La cohérence de la double conditionnalité des institutions de Bretton Woods

( Télécharger le fichier original )
par Cédric LAVERIE
Université Paris X - D.E.A. de Droit des Relations Economiques Internationales et Communautaires 2001
  

précédent sommaire suivant

Bitcoin is a swarm of cyber hornets serving the goddess of wisdom, feeding on the fire of truth, exponentially growing ever smarter, faster, and stronger behind a wall of encrypted energy

Introduction

Le terme double conditionalité est apparu au milieu des années quatre-vingt avec la création de la facilité d'ajustement structurel par le Fonds Monétaire International. En effet cette dernière a marqué un nouveau pas dans la relation entre les institutions de Bretton-Woods puisque qu'elle officialise leur collaboration dans l'élaboration et le suivi de ces programmes.

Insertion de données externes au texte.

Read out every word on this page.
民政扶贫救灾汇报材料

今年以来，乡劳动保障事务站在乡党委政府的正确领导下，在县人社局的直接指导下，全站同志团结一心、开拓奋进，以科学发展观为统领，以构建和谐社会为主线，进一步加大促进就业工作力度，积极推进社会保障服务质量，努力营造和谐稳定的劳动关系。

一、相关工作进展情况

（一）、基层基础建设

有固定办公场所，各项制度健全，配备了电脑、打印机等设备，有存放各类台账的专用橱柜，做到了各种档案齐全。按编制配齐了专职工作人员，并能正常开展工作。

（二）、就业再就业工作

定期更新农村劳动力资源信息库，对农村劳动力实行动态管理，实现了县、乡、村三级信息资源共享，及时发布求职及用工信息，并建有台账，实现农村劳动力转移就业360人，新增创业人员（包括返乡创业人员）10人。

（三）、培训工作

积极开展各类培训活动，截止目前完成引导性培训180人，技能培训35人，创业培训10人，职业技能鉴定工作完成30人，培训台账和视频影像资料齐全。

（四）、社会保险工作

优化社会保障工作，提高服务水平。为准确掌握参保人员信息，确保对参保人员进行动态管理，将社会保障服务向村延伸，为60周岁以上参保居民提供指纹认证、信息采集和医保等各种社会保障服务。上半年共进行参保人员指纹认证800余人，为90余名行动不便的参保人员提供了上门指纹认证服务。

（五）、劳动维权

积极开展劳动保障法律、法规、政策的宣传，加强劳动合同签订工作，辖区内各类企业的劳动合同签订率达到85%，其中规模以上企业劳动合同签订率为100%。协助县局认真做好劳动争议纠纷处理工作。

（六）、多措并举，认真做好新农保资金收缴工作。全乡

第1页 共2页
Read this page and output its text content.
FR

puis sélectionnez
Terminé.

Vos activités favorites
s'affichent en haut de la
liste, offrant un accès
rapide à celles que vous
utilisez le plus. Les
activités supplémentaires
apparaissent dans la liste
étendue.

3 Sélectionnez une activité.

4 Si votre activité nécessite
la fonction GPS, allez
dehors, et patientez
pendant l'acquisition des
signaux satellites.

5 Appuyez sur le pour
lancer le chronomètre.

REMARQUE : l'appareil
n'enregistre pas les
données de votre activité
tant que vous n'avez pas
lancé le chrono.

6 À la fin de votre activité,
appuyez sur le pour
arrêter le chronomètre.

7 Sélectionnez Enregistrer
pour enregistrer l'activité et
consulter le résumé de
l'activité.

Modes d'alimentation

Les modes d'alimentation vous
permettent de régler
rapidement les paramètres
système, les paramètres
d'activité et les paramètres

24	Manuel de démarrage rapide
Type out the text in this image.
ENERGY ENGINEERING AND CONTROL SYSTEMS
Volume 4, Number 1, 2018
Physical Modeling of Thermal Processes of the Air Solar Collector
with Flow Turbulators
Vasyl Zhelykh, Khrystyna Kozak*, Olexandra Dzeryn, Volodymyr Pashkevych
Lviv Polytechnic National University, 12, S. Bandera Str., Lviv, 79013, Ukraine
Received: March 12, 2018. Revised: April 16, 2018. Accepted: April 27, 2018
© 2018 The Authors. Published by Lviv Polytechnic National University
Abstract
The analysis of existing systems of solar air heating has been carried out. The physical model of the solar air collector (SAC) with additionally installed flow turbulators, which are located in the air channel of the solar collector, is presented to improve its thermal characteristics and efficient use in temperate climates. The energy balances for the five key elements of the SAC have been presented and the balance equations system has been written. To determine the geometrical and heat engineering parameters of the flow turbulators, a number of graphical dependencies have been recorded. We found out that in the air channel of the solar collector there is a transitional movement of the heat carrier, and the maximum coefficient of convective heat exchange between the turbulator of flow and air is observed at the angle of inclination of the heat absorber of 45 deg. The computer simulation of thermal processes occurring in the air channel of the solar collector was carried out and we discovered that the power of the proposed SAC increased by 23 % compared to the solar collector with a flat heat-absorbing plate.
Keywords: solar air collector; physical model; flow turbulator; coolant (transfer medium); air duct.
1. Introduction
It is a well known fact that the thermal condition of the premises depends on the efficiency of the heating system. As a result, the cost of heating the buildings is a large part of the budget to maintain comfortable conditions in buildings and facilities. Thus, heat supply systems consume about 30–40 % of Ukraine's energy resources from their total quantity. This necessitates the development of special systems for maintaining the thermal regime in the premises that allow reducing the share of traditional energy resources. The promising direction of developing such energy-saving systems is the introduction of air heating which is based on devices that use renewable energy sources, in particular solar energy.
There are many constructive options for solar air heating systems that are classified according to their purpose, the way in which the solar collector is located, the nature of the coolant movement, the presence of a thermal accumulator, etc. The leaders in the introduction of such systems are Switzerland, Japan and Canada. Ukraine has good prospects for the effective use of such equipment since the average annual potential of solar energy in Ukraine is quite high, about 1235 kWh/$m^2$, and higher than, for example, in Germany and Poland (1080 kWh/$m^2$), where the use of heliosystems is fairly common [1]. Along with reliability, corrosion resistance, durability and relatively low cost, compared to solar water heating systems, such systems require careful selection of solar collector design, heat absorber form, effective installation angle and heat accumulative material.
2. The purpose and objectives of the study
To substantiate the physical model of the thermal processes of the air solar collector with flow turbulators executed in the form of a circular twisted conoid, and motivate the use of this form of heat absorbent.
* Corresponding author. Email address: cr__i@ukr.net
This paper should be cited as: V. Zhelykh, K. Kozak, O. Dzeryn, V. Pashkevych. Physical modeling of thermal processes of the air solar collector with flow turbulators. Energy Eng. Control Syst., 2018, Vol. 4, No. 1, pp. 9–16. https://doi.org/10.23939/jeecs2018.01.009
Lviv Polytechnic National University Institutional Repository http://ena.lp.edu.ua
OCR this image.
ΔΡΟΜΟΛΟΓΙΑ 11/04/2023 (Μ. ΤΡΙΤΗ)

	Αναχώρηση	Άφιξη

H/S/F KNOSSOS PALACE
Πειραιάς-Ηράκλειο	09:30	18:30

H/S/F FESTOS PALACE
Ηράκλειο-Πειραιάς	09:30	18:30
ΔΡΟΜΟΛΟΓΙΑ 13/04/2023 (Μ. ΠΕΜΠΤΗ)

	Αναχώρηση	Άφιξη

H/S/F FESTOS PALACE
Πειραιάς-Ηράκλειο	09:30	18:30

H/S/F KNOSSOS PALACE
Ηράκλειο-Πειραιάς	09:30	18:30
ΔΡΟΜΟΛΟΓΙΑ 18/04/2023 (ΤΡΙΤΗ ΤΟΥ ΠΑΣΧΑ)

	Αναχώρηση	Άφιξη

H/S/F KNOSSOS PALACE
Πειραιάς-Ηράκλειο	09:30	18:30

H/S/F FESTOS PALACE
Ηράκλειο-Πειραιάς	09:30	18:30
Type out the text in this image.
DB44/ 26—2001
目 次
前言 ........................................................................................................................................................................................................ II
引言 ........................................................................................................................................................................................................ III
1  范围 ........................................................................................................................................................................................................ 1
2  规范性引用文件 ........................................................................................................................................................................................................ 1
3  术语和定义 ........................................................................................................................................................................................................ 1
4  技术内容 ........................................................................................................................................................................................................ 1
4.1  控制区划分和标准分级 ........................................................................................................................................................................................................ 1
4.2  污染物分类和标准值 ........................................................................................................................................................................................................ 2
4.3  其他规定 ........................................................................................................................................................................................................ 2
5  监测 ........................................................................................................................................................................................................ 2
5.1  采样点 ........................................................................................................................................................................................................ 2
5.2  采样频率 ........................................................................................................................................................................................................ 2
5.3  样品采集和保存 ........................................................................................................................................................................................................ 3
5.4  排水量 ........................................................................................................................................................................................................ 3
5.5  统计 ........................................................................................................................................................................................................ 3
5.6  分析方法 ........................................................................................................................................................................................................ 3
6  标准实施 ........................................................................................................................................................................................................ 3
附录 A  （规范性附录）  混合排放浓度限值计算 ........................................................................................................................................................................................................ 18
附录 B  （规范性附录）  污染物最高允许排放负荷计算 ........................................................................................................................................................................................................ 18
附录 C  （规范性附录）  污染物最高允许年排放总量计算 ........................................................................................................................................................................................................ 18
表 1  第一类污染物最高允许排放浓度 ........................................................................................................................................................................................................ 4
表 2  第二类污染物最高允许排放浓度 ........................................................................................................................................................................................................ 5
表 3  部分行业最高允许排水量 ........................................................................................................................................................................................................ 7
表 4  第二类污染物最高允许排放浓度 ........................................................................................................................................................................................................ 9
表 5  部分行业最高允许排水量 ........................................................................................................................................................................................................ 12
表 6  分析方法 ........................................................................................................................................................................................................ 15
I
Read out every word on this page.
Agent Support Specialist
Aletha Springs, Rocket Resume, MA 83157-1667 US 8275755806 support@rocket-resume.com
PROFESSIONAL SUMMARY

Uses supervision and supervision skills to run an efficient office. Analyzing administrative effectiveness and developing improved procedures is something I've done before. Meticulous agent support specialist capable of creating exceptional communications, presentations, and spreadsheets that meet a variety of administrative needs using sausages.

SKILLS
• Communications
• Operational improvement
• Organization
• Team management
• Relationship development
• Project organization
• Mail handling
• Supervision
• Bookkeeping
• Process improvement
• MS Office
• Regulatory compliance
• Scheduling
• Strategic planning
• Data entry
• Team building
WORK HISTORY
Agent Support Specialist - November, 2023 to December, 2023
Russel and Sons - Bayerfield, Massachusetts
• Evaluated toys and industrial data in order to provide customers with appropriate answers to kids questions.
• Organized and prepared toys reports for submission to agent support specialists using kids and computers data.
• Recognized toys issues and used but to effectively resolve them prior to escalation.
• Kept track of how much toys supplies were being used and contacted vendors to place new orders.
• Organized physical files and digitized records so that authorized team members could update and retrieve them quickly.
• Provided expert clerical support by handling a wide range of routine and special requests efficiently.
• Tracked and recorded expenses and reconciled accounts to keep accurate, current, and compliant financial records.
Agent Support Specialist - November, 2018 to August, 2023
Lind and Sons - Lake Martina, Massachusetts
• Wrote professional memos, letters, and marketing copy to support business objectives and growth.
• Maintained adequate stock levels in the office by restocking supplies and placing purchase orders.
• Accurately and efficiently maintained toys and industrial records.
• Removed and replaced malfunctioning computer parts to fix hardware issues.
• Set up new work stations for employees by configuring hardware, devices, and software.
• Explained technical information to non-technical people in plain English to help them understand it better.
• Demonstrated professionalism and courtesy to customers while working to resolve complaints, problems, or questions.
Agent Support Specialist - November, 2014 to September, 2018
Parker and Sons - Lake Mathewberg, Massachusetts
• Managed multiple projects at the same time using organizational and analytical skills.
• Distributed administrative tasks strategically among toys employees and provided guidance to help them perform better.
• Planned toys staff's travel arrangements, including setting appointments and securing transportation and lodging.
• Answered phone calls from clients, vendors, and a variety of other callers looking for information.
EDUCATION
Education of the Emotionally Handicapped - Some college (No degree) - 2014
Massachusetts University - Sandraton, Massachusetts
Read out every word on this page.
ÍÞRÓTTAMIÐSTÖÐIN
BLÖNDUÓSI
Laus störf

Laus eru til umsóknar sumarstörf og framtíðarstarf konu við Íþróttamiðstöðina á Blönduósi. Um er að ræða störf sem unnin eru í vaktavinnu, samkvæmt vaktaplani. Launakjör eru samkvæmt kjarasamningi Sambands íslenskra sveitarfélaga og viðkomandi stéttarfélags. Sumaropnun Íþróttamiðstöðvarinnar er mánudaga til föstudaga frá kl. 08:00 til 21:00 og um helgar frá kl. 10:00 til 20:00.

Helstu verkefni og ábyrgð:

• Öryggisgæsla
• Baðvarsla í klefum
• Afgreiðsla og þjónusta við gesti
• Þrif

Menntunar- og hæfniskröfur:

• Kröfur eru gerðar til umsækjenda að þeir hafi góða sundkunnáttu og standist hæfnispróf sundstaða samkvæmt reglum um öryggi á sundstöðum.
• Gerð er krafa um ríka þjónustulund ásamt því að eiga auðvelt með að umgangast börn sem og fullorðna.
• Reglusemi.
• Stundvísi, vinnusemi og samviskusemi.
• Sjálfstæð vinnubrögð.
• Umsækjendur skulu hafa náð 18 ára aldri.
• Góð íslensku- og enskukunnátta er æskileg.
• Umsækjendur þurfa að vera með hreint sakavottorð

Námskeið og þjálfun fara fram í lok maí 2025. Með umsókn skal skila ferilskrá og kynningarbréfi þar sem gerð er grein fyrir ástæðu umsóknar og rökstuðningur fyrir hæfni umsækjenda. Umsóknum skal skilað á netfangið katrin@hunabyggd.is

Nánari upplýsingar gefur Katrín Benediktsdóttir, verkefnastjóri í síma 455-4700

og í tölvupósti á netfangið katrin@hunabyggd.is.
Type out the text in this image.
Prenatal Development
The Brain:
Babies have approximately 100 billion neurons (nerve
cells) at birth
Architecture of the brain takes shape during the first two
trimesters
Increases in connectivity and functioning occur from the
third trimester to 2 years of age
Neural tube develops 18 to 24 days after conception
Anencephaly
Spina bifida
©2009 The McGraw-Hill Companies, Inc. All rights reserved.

Cette avancée institutionnelle pose néanmoins la question d'un double contrôle sur les pays qui bénéficient de la FAS, de la FASR ou de l'initiative PPTE. La conditionalité des institutions de Bretton-Woods, et notamment celle du FMI, avait déjà été l'objet de multiples critiques concernant les objectifs, les méthodes et surtout l'ingérence dans les affaires intérieures des pays concernés. La double conditionalité pose non seulement les mêmes problèmes « en double » mais aussi ceux de l'adéquation entre les objectifs et de méthodes du FMI et de la Banque Mondiale.

C'est pourquoi cette double conditionalité mérite d'être analysée sous l'angle de sa cohérence, et tout d'abord de façon interne à la relation entre les deux organisations..

Il faut en effet comprendre comment deux institutions indépendantes, aux objectifs distincts, se retrouvent impliquées dans les mêmes programmes avec chacune leur propre conditionnalité. Depuis leur création, ces institutions ont bien sûr évoluées dans leurs attributions, se rapprochant progressivement, si bien que certains auteurs, comme D.Carreau1(*), ont pensé à leur fusion.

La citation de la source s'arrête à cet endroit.